There’s so much in my head, I don’t know where to begin or even where to just ‘jump in’ in the midst of all this craziness. I was just on the phone with my dentist’s office after having talked to someone there last Wednesday. The office manager was out that day, and she’s apparently out today, too. Just my luck since I have a bill in my hand that no one can seem to explain to me but her. Never mind that I was not able to call her back when I had hoped/planned to call her back (Thursday) due to problems with a used tire I had purchased on Tuesday. (There’s enough with the tire ‘fiasco’ to write at least two blog posts.) But, before I was on the phone with the dentist’s office, I was on the phone with a new-to-me ‘friend’ trying to explain myself and my ‘lot’ in life.

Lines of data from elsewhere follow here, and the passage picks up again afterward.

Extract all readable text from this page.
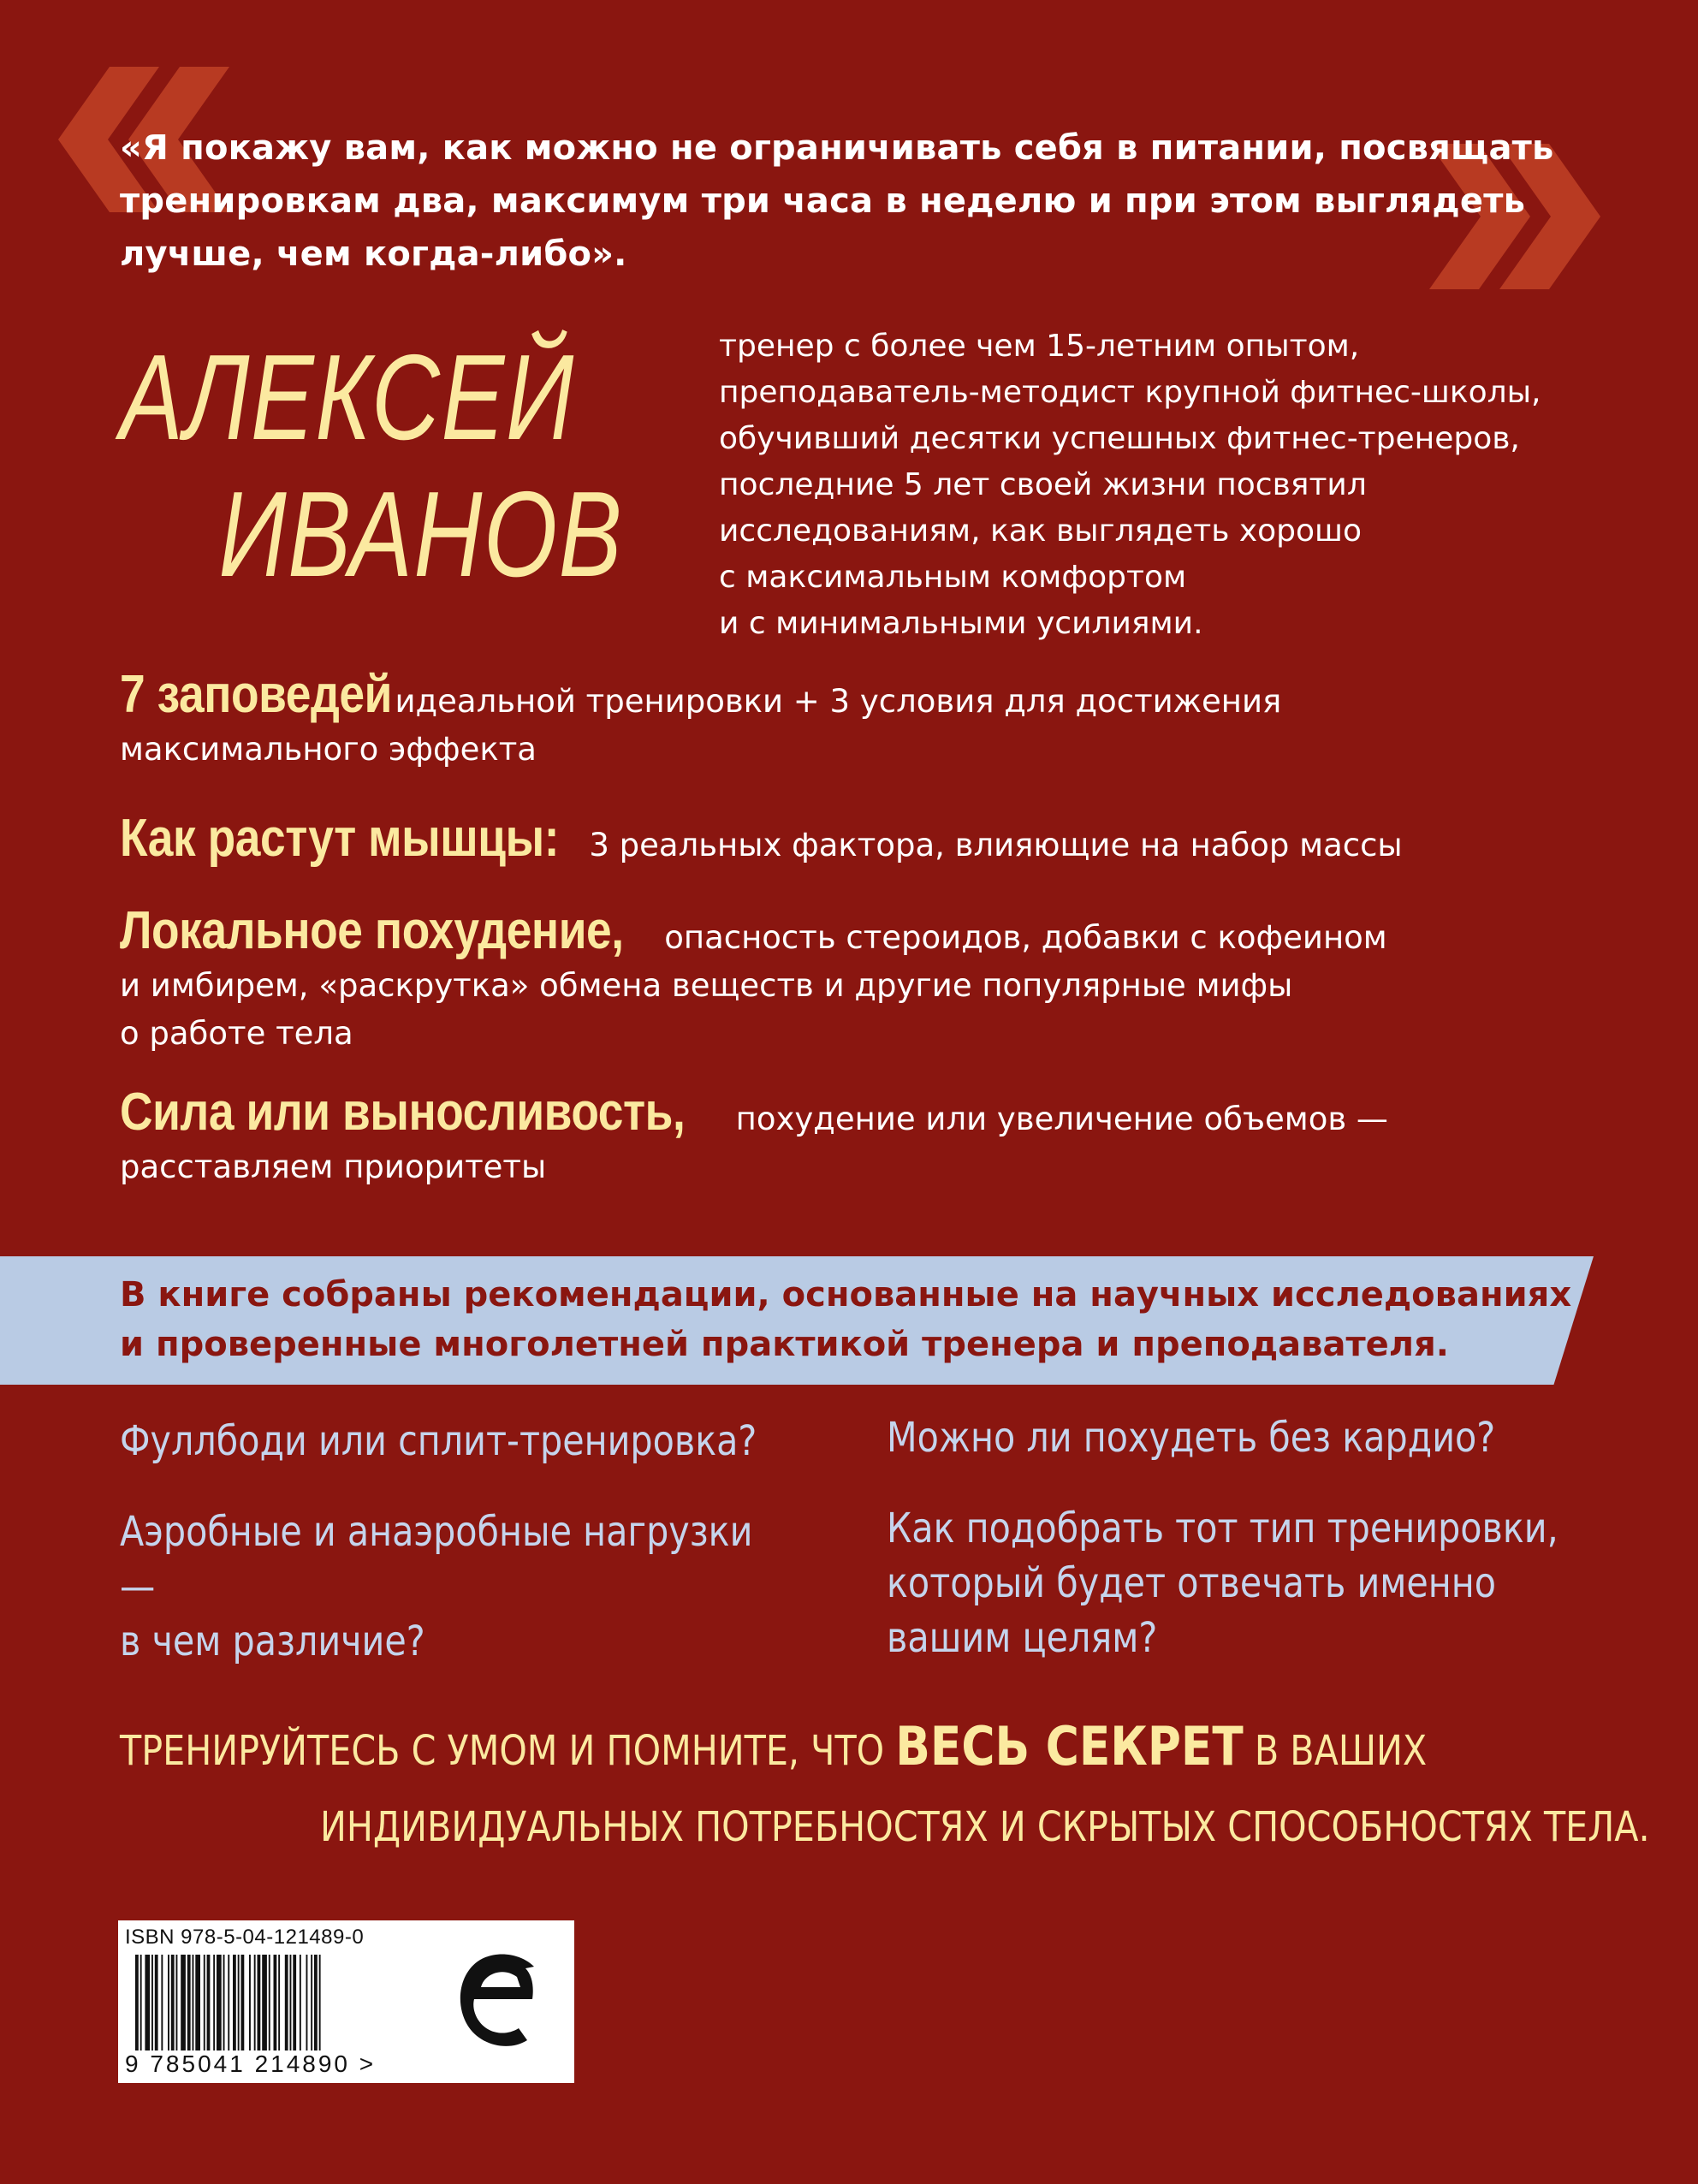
«Я покажу вам, как можно не ограничивать себя в питании, посвящать
тренировкам два, максимум три часа в неделю и при этом выглядеть
лучше, чем когда-либо».
АЛЕКСЕЙ
ИВАНОВ
тренер с более чем 15-летним опытом,
преподаватель-методист крупной фитнес-школы,
обучивший десятки успешных фитнес-тренеров,
последние 5 лет своей жизни посвятил
исследованиям, как выглядеть хорошо
с максимальным комфортом
и с минимальными усилиями.
7 заповедей идеальной тренировки + 3 условия для достижения
максимального эффекта
Как растут мышцы: 3 реальных фактора, влияющие на набор массы
Локальное похудение, опасность стероидов, добавки с кофеином
и имбирем, «раскрутка» обмена веществ и другие популярные мифы
о работе тела
Сила или выносливость, похудение или увеличение объемов —
расставляем приоритеты
В книге собраны рекомендации, основанные на научных исследованиях
и проверенные многолетней практикой тренера и преподавателя.
Фуллбоди или сплит-тренировка?
Аэробные и анаэробные нагрузки —
в чем различие?
Можно ли похудеть без кардио?
Как подобрать тот тип тренировки,
который будет отвечать именно
вашим целям?
ТРЕНИРУЙТЕСЬ С УМОМ И ПОМНИТЕ, ЧТО ВЕСЬ СЕКРЕТ В ВАШИХ
ИНДИВИДУАЛЬНЫХ ПОТРЕБНОСТЯХ И СКРЫТЫХ СПОСОБНОСТЯХ ТЕЛА.
ISBN 978-5-04-121489-0
9 785041 214890 >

Prior to talking to this ‘friend’, I looked back at something I hand-wrote in April 2011. And, I realized, other than being a year and a half older and my divorce has actually been filed (by my soon-to-be ex’s attorney), not much in my life has changed since then. I proceeded to tell this ‘friend’ that I don’t like it that not much has changed. Wow… I just now thought to myself: “Why am I so concerned with changing?” Does change mean growth? What does change mean? Whew! Things go through my head at the speed of light! Flashing through my head are thoughts of a conversation I had with my
children daughters about the definitions of words changing. And, I’m just now thinking… perhaps even the definition of “change” is changing! How bizarre, wild, confusing, etc… THAT is! I really and truly wish I could be a writer. I love words so much, and I love to write. I’m just not sure how I would “get” into it … enough to support myself, I mean. Looking back over what I have written so far, I can just imagine what people might think when they read this.
“Gee! This woman must have ADHD!” “Why would she write about that?” “She never finished her thought.” “How did I end up on THIS blog?!”
Oh well, thanks for listening to me anyway… regardless of how you ended up here.